Monday, April 23, 2018


At the local UU church yesterday, besides it being Earthday, it was my wife's and my day to supply snacks, do after service kitchen clean up, supply flowers, and offer a meditation during the service. With dogwood trees on our property blooming in abundance, the flowers were easy. For the meditation, I wanted to draw from my own experience with regard to Earthday. I attempted to juxtapose three things.

On the first Earthday, 47 years ago, I stood with 5 or 6 friends in a field near Hastings College (in Nebraska) and shared words about how it had finally come to pass that folks were beginning to understand the importance of the environment. We shared a sense of hope, even though there were so few of us from campus at the event.

Secondly, I noted that this is the one hundred and eleventh year of  plastic.

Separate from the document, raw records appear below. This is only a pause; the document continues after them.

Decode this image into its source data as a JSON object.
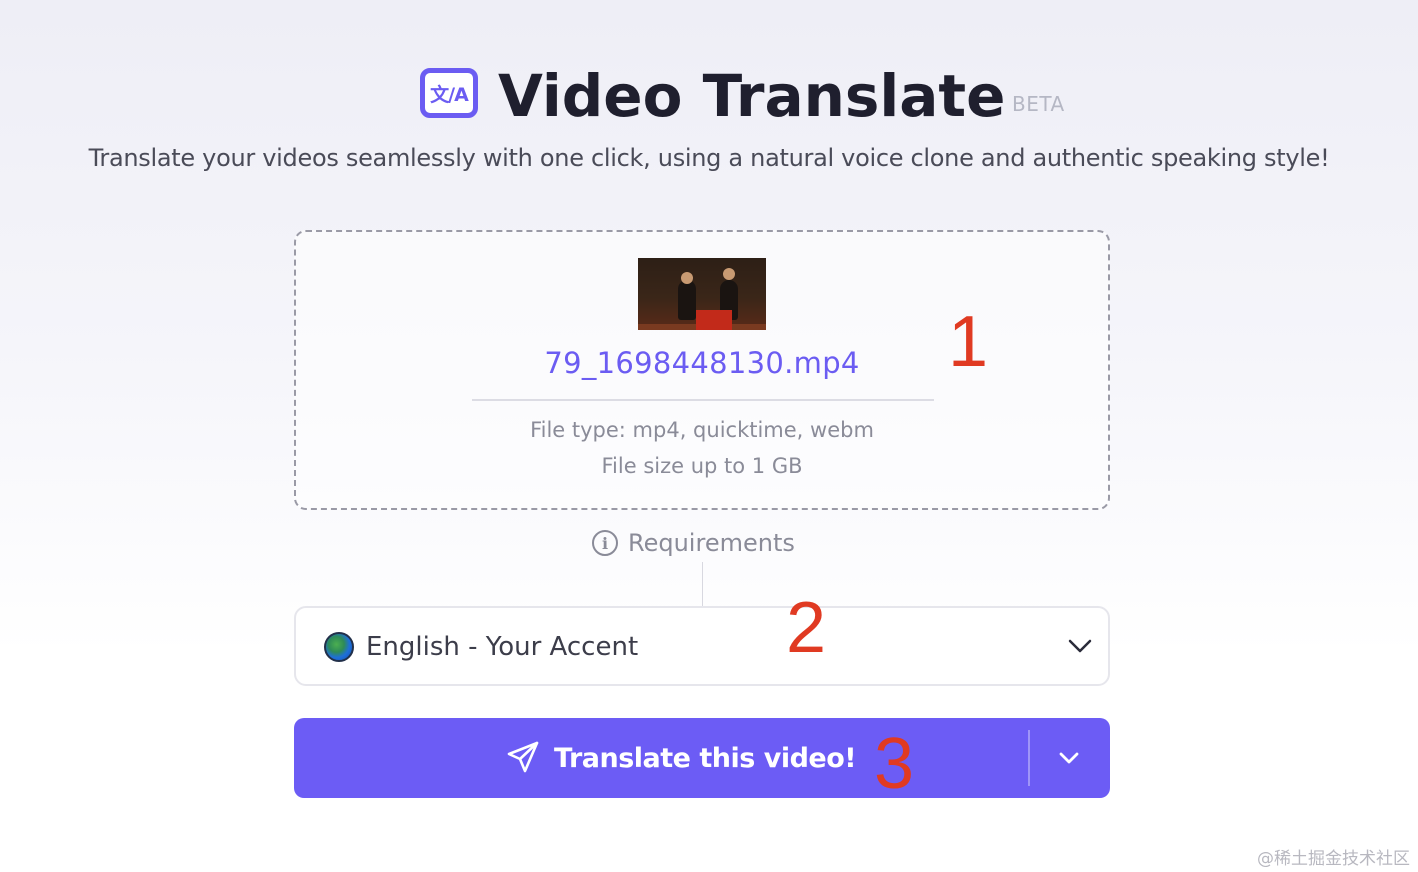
{
  "header": {
    "logo_text": "文/A",
    "title": "Video Translate",
    "badge": "BETA",
    "subtitle": "Translate your videos seamlessly with one click, using a natural voice clone and authentic speaking style!"
  },
  "upload": {
    "file_name": "79_1698448130.mp4",
    "file_types": "File type: mp4, quicktime, webm",
    "file_size": "File size up to 1 GB"
  },
  "requirements": {
    "icon": "info-icon",
    "label": "Requirements"
  },
  "language_select": {
    "icon": "globe-icon",
    "selected": "English - Your Accent"
  },
  "translate_button": {
    "icon": "send-icon",
    "label": "Translate this video!"
  },
  "annotations": [
    "1",
    "2",
    "3"
  ],
  "watermark": "@稀土掘金技术社区",
  "colors": {
    "accent": "#6c5cf5",
    "annotation": "#e03a22"
  }
}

Plastic began with the invention of Bakelite, which was composed of formaldehyde, derived from wood alcohol, phenol derived from coal tar and wood flour, derived from wood.  (They made other versions of the stuff using fillers of a more toxic variety.) Nowadays, plastic from even harsher petrochemical ingredients is everywhere and I noted that as I mopped the floor in the morning, the bucket was made of plastic, parts of the mop were made of plastic, cleaning supplies were in plastic bottles and plastic, everywhere in excess, is imposing a huge burden on all life and even enters the cells of our bodies.

 I noted that with plastics having had a fifty year head start, Earthday has a long ways to go to catch up. We need much larger numbers of people to recognize the needs of the planet.

My  third point was that in this month's Wooden Boat Magazine, it tells how to make your own wooden bucket. Would that not be a better alternative to the plastic ones we buy so cheap and that along with so much plastic crap causes undue burden on the earth and all life? In making our own buckets, the development of skill and integrity would take place.The effort would lead us out of the depression and anxiety that ail modern life. I finished with a poem by Langston Hughes, "In Time of Silver Rain."

So what's a man (or woman) to do? We carry on and make the best of things. We attempt to remember those things that are most important.

Make, fix, create and adjust your existence to learn lifewise.